G. RUANG LINGKUP HUKUM LINGKUNGAN
Ruang
lingkup Hukum lingkungan sangatlah luas, hal ini disebabkan Hukum lingkungan
mengikuti perkembangan pembangunan nasional didalam pasal 4 UU No. 32 tahun
2009 menyebutkan ruang lingkup hukum lingkungan antara lain :
a. Perencanaan
perencanaan
yang dimaksud dalam hal ini adalah Hukum lingkungan merencanakan perlindungan
dan pengelolaan lingkungan Hidup. Yang disesuaikan dengan perencanaan
pembangunan nasional, sehingga tidak menimbulkan kerusakankan terhadap
ekosistem dan atau Lingkungan hidup masyarakat. Yang meliputi inventarisir,
pemetaan dan Penysunan Renca Pengelolaan serta Pemanfaatan Lingkungan Hidup.
b. Pemanfaatan
yang dimaksud pemanfaatan
disini adalah Hukum lingkungan mengatur pemanfaatan sumber daya alam sesuai
dengan Rancangan Perlindungan dan Pemanfaatan lingkungan Hidup yang telah
ditentukan pemerintah. Dengan memperhatihan keberlanjutan, produktifitas dan
keselamatan lingkungan Hidup.
c. Pengendalian
pengendalian dimaksud
adalah Hukum Lingkungan mengatur pengendalian pencemaran dan atau kesusakan
lingkungan Hidup dilaksanakan dalam rangka pelestarian fungsi lingkungan Hidup
yang meliputi :
Ø Pencegahan
Ø Penanggulangan
Ø Pemulihan
d. Pemeliharaan
Pemeliharaan
yang dimaksud adalah Hukum lingkungan pengatur
Pemeliharaan lingkungan hidup yang dilakukan melalui upaya:
Ø Konservasi
sumber daya alam,
Ø Pencadangan sumber daya alam,
Ø Pelestarian
fungsi atmosfer.
e.
Pengawasan
dalam
hal pengawasan yang maksud disini dalah Hukum lingkuangan mengatur dan
memberikan kewenangan kepada Menteri, gubernur, atau bupati/walikota sesuai
dengan kewenangannya wajib melakukan pengawasan terhadap ketaatan penanggung
jawab usaha dan atau kegiatan atas ketentuan yang ditetapkan dalam peraturan
perundang-undangan di bidang perlindungan dan pengelolaan lingkungan hidup.
f. Penegakan hukum
Dalam
rangka penegakan Hukum Lingkungan dalam hal ini undang-undang Lingkungan hidup
mengatur sanksi, administrasi, perdata dan pidana serta proses pembuktian, penyidikan,
dan pemeriksaan.
H. ASAS-ASAS HUKUM LINGKUNGAN
Ada
pun beberapa asas penegakan Hukum lingkungan yang disebut dalam undanga-undang
sebagai berikut :
1) Asas Tanggung Jawab Negara
a. Negara
menjamin Pemanfaatan sumber Daya alam akan memeberikan manfaat yang
sebesar-besarnyabagi kesejahtraan dan mutu hidup rakyat baik generasi masa kini
maupun masa mendatang.
b. Negara
menjamin hak warga negara atas lingkungan Hidup yang baik dan sehat.
c. Negara
mencegah dilakukannya kegiatan pemanfaatan sumber daya alam yang menimbulkan
pencemaran dan perusakan lingkungan hidup.

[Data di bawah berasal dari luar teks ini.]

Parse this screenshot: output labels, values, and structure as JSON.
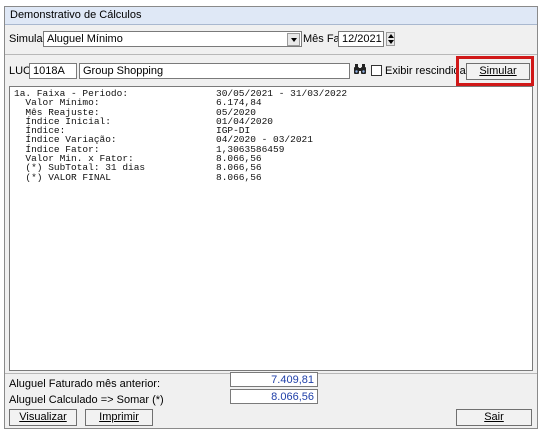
{
  "window": {
    "title": "Demonstrativo de Cálculos"
  },
  "filter": {
    "simular_label": "Simular",
    "simular_value": "Aluguel Mínimo",
    "mes_fat_label": "Mês Fat",
    "mes_fat_value": "12/2021"
  },
  "luc": {
    "label": "LUC",
    "code": "1018A",
    "name": "Group Shopping",
    "exibir_label": "Exibir rescindidas",
    "exibir_checked": false,
    "simular_button": "Simular"
  },
  "report": {
    "rows": [
      {
        "key": "1a. Faixa - Periodo:",
        "value": "30/05/2021 - 31/03/2022"
      },
      {
        "key": "  Valor Mínimo:",
        "value": "6.174,84"
      },
      {
        "key": "  Mês Reajuste:",
        "value": "05/2020"
      },
      {
        "key": "  Índice Inicial:",
        "value": "01/04/2020"
      },
      {
        "key": "  Índice:",
        "value": "IGP-DI"
      },
      {
        "key": "  Índice Variação:",
        "value": "04/2020 - 03/2021"
      },
      {
        "key": "  Índice Fator:",
        "value": "1,3063586459"
      },
      {
        "key": "  Valor Min. x Fator:",
        "value": "8.066,56"
      },
      {
        "key": "  (*) SubTotal: 31 dias",
        "value": "8.066,56"
      },
      {
        "key": "  (*) VALOR FINAL",
        "value": "8.066,56"
      }
    ]
  },
  "totals": {
    "faturado_label": "Aluguel Faturado mês anterior:",
    "faturado_value": "7.409,81",
    "calculado_label": "Aluguel Calculado => Somar (*)",
    "calculado_value": "8.066,56"
  },
  "buttons": {
    "visualizar": "Visualizar",
    "imprimir": "Imprimir",
    "sair": "Sair"
  },
  "colors": {
    "highlight": "#d01818",
    "titlebar": "#dfe8f6"
  }
}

2) Asas Kelestarian dan keberlanjutan,
Bahwa setiap orang memikul Kewajiban dan
tanggung jawab terhadap Generasi mendatang dan terhadap sesamanya dalam satu
generasi dengan melakukan upaya pelesatarian daya dukung Ekosistem dan Kwalitas
lingkungan Hidup.
3) Asas Keserasian dan keseimbangan,
Bahwa
dalam pemanfaatan Lingkungan hidup harus memeperhatikan bebagai Aspek seperti
kepentingan Ekonomi, Sosial, Budaya dan perlindungan serta pelestarian
Ekosistem.
4) Asas keterpaduan
yang dimaksud dengan asas keterpaduan adalah
dalam perlindungan dan pengelolaan Lingkungan Hidup dilakukan dengan memadukan
berbagai unsur atau menyinergikan berbagai komponen terkait.
5) Asas Manfaat
yang
dimaksud dengan Asas manfaat adalah segala usaha dan kegiatan pembangunan yang
dilaksanakan disesuaikan dengan potensi sumber daya alam dn lingkungan hidup
untuk meningkatkan kesejahtraan rakyat dan harkat martabat manusia selaras
dengan lingkungan.
6) Asas Kehati-hatian
bahwa ketidak pastian mengenai dampak suatu
usaha dan kegiatan karena keterbatasan penguasaan ilmu pengetahuan dan teknologi
bukan merupakan alasan untuk menunda langkah-langkah meminimalisasi atau
menghindari ancaman terhadap pencemaran dan kerusakan lingkungan hidup
7) Asas Keadilan,
Yang
dimaksud dengan “asas keadilan” adalah bahwa perlindungan dan pengelolaan
lingkungan hidup harus mencerminkan keadilan secara proporsional bagi setiap
warga negara, baik lintas daerah, lintas generasi, maupun lintas gender.
8) Asas Ekoregion
Bahwa perlindungan dan pengelolaan lingkungan
hidup harus memperhatikan karakteristik sumber daya alam, ekosistem, kondisi
geografis, budaya masyarakat setempat, dan kearifan lokal.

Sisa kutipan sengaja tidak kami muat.